Yesterday the House of Commons undertook a ten-hour debate on whether we should bomb IS targets in Syria, with a vote at the end passing the government’s motion with 397 for and 223 against airstrikes.
And the RAF have wasted no time in getting started, with British warplanes launching their first campaign against ISIS in Syria just hours after the vote had passed.
According to The Independent four Tornado jets took off from an RAF base in Cyprus and returned at 3am without their weapons – a combination of 500lb Paveway bombs and Raptor surveillance pods, a BBC correspondent at the base reported.

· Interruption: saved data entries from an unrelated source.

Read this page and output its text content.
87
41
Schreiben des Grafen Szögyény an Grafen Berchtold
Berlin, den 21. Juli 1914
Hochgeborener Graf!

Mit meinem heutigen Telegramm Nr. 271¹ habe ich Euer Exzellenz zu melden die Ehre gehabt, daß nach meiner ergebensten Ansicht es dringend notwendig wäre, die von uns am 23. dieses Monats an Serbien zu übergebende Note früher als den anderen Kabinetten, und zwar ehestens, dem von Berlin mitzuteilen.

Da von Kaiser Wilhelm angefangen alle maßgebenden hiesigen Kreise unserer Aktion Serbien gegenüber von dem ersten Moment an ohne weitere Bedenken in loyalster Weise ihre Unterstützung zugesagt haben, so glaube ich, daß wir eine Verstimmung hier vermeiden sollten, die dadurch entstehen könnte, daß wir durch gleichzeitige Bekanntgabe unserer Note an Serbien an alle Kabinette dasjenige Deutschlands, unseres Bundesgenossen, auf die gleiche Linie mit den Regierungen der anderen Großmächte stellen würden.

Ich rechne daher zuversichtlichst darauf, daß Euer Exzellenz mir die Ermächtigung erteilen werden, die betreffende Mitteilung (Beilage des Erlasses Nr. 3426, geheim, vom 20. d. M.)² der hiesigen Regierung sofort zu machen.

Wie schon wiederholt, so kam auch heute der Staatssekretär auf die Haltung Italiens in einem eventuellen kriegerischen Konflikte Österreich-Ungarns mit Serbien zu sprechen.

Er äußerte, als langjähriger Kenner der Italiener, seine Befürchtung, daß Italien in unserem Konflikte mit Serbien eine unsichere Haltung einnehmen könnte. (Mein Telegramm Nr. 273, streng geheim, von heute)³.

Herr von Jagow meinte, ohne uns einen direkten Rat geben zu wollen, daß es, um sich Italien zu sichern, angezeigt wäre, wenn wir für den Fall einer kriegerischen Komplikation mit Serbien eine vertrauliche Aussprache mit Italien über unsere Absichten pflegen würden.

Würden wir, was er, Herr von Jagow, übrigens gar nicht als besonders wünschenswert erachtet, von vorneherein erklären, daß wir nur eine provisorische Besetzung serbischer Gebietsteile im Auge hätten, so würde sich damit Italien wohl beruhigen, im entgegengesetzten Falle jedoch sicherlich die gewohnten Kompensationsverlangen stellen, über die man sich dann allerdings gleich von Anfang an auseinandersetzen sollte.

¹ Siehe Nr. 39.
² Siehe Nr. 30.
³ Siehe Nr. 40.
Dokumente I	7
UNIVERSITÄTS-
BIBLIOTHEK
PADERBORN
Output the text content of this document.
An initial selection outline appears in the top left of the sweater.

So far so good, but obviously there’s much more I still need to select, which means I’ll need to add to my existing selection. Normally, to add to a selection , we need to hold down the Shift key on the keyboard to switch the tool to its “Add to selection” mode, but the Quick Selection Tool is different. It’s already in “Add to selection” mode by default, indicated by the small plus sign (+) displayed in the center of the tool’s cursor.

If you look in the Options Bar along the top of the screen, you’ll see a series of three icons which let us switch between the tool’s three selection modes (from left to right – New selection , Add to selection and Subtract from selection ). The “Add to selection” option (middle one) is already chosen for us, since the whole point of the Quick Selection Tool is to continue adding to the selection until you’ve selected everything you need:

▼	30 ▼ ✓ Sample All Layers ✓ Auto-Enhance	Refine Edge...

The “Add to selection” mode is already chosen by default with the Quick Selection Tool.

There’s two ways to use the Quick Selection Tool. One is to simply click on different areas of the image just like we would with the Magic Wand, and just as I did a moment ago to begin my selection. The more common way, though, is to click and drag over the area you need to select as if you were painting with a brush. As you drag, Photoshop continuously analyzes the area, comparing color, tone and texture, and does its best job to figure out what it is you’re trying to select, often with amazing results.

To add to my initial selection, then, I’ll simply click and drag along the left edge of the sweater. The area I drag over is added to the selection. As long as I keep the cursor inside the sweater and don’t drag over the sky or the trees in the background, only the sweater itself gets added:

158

The planes were reportedly targeting an oil field under IS control, and the Ministry of Defence confirmed the mission was the ‘first offensive operation in Syria’.
This isn’t the first time the RAF have flown over Syria, as they’ve been conducting operations against Islamic State in neighbouring Iraq for a while.
Foreign Secretary Philip Hammond said on Wednesday:
[Britain is] already flying reconnaissance missions over Syria, with British planes carrying weapons over Syria into Iraq.
It would be a relatively simple exercise to extend the permissions to allow them to release those weapons over Syria, where they identify legitimate targets.
Footage released last night shows the jets taking off:
https://www.youtube.com/watch?v=T2c-g_0qxZ0
In a statement the MoD confirmed the mission was a success, saying: “Our initial analysis of the operation indicates that the strikes were successful,” adding there were no “civilians in the proximity of the targets, who might be placed at risk.”